スペース・ロスト

スペース
ロスト

 私は今宇宙にいる。いや比喩でもなんでもなく、宇宙船に乗って宇宙からあの青い星を眺めているのだ。平々凡々に生きていた私がこんな一大スペクタクルに巻き込まれるだなんて……人生って何が起こるか分からないもんだなあ……。

「しっかし未登録名前、根性あるよな。シャドウを追いかけてあんなところまで来るなんてさ」

 隣にいた青いほうのハリネズミ、ソニックがからからと笑った。

「まあ……今考えるとちょっと無謀すぎたなーとは思うけどね」

「行動力はあって損はないぜ?」

「あはは、ソニックが言うとすごい説得力」

 深く頷くと、彼は「だろ?」と言って不敵に笑った。さすが世界の英雄ソニック・ザ・ヘッジホッグ。そういや遺跡じゃ慌てて気づかなかったけど、私超有名人と知り合ってしまったんだなあ……人生何が以下省略。
 遺跡でシャドウを取り逃がした後、ソニックは「一緒に来るか?」と遊びに誘うような気安さで宇宙船に乗せてくれた。なんでも、黒いヤツらの本拠地がブラック彗星にあるらしく、そこのボスが奇跡を呼ぶ石カオスエメラルドを地球から持ち去った。シャドウはカオスエメラルドを集めているから、彗星に行けば必ずシャドウに会える、とのことだった。
 私みたいな戦えない一般市民がそんなところに着いて行って大丈夫なのかと流石に不安になったが、宇宙船の持ち主であるテイルス君は「車が運転できるなら宇宙船も動かせるし、人手が増えるのはいいことだよ」などとアッサリ言ったし、ソニックのガールフレンドだというエミーも(ソニックは否定しまくってたけど)、女の子が増えるのは嬉しいと言うし、ナックルズには警戒されたけど、ソニックたちに押し切られる形ながらも認めてくれた。みんなそんなノリでいいんだろうか……私が言うことじゃない気もするけど。

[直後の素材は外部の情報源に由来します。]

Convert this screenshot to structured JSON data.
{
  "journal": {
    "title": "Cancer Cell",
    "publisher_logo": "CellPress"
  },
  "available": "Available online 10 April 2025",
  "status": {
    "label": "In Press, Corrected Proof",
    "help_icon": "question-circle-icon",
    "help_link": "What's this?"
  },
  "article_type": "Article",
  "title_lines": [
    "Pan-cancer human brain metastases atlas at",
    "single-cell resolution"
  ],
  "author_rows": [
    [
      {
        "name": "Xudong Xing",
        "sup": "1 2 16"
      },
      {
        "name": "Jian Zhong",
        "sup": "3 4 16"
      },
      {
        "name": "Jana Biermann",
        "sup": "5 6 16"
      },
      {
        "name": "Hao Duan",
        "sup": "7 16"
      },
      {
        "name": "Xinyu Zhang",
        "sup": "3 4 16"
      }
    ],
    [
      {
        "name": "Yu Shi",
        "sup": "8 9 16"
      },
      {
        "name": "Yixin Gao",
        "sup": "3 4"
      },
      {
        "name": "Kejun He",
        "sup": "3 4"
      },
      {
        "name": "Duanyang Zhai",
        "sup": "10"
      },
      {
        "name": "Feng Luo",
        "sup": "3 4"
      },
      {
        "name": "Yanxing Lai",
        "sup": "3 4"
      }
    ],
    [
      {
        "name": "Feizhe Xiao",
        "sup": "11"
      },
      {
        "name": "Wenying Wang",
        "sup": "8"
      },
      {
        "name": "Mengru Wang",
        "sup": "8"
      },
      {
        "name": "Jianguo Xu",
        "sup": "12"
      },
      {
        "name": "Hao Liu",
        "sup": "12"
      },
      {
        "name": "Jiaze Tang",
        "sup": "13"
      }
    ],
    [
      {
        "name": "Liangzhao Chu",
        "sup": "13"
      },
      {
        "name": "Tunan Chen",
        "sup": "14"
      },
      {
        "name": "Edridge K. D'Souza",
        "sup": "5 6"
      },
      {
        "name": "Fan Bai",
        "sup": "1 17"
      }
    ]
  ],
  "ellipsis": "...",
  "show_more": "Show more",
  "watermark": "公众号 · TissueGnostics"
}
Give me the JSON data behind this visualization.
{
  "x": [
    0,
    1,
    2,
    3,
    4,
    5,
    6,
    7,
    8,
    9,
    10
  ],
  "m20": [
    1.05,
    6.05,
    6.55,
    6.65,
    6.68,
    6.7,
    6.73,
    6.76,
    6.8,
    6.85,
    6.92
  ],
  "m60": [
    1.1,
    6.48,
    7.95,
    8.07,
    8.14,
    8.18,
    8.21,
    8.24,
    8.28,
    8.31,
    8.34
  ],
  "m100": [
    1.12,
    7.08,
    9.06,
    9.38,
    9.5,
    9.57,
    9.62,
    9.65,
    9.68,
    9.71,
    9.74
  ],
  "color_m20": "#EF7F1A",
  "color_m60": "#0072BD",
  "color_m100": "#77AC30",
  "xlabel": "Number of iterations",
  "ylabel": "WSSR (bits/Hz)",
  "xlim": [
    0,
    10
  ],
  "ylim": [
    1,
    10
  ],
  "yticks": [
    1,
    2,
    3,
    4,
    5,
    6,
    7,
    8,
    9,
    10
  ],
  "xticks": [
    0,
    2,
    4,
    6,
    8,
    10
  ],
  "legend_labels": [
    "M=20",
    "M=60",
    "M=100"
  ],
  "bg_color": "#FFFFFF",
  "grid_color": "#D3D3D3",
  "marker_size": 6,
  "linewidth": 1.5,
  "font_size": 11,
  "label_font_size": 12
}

「そういえば、テイルス君どっかで見たと思ったけど、あの子テレビ出てたよね。有名人の知り合いはやっぱり有名人?」

「やりたいことをしてたらいつの間にかそうなってたってだけさ。未登録名前もオレも、何も変わらないと思うぜ?」

「ひゃーっ!かっこいいなぁ、普通そんなセリフでないよ」

「そうかぁ?ま、かっこいいって言われて悪い気はしないけどな」

 うーん何という大物の余裕。シャドウもソニックぐらい寛容になってほしいもんだなあ。
 なんて一人で感心していると、突然機体が大きく揺れた。

「敵襲だ!ブラックアームズだよ!」

 艦内放送に響き渡るテイルス君の声。ついに戦闘が始まったらしい。ソニックは私にモニタールームにいるエミーと行動しろと指示して、すごい速さでコックピットへ駆け出した。
 言われた通りにモニタールームへ行こうとしたが、突然、体が動かなくなった。まるで石になったみたいに。

(え。なん、で)

 声を上げることさえままならない。冷や汗だけは出たらしく、生暖かい雫が頬を伝った。
 どうしよう。なんで。どうして。だれか――

 やがて、私の意識はすうと遠のいていった。